Section III. Societal Attitudes
The generally amicable relationship among religions in society contributed to religious freedom; however, there were occasional reports of minor tensions between religious faiths mainly attributable to economic rivalries rather than religious affiliation. Relations among the various religious communities generally are amicable, and there is little evidence of societal discrimination or violence against religious minorities. The press, which the Government tightly controls, generally is careful to avoid publishing anti-Semitic remarks in their anti-Israeli articles; however, there were reports of anti-Semitic articles in previous years. During the period covered by this report, a Syrian production company created an anti-Semitic program and filmed it inside the country. The theme of this program centered on the alleged conspiracy of the "Elders of Zion" to orchestrate both world wars and manipulate world markets to create Israel. The show was not aired in the country but was shown elsewhere. There were occasional reports of friction between religious faiths, which may be related to deteriorating economic conditions and internal political issues. Specifically, in 2003 there were reports of minor incidents of harassment and property damage against Jews in Damascus perpetrated by individuals not associated with the Government. According to local sources, these incidents were in reaction to Israeli actions against Palestinians.
In March 2003, the usually moderate Grand Mufti issued a statement urging Muslims to use all available methods (including martyrdom) to defeat the US/UK/Zionist "aggression." He declared it was compulsory for every Muslim, female and male, to resist invaders, and that all those close to Iraq should defend it and the Iraqi people.

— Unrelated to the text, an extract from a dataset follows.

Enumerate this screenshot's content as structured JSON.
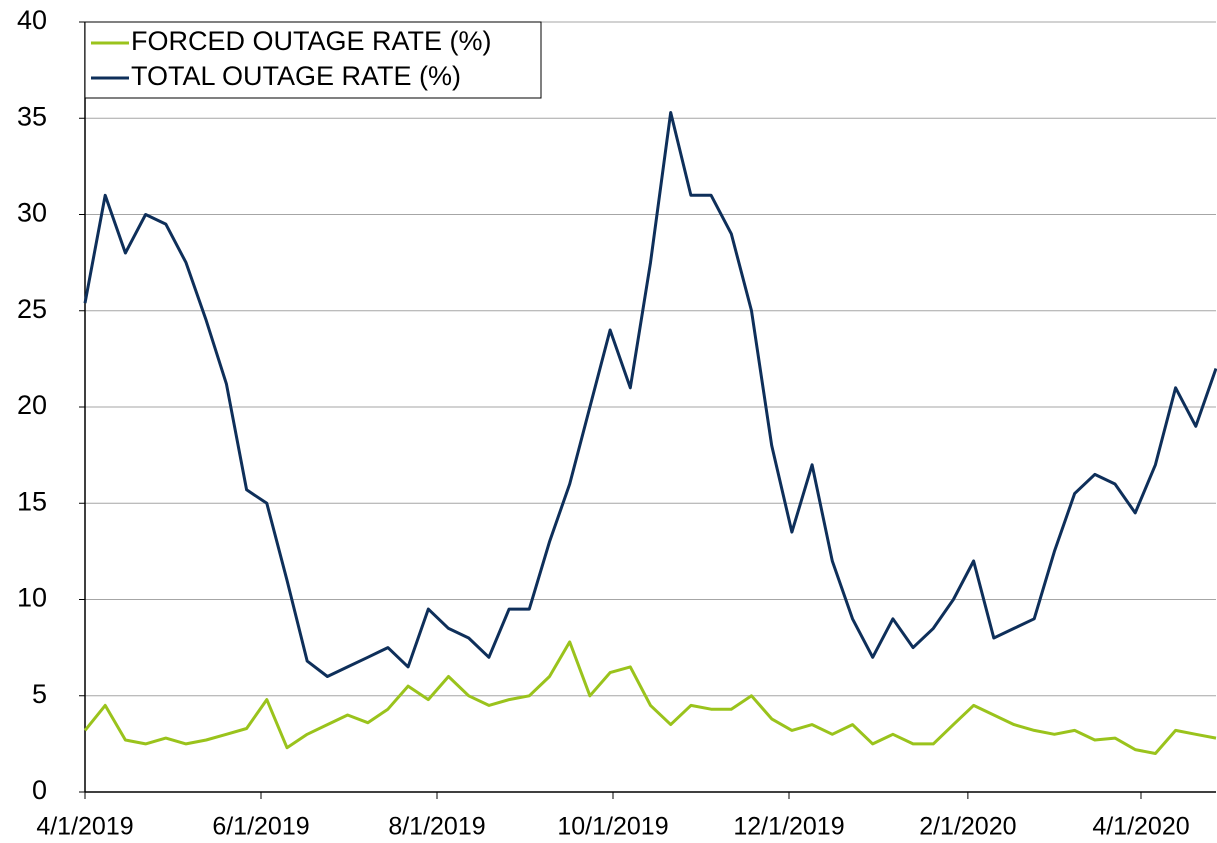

During the period covered by this report, there were no similar statements made by the Grand Mufti.
Although no law prohibits religious denominations from proselytizing, the Government is sensitive to complaints by religious groups of aggressive proselytizing by other groups and has intervened when such activities threatened the relations among religions. Societal conventions make conversions relatively rare, especially Muslim-to-Christian conversions. In many cases, societal pressure forces those who undertake such conversions to relocate within the country or leave the country to practice their new religion openly.
Section IV. U.S. Government Policy
The U.S. Government discusses religious freedom issues with the Government as part of its overall policy to promote human rights. The U.S. Ambassador and other Embassy officials meet routinely with religious leaders and adherents of almost all denominations at the national, regional, and local levels. In meetings between Embassy staff and government officials, and also during high-level visits, U.S. officials regularly emphasize the importance of freedom of religion.
U.S. Embassy officials continued to remain sensitive to any change in the degree of religious freedom in the country.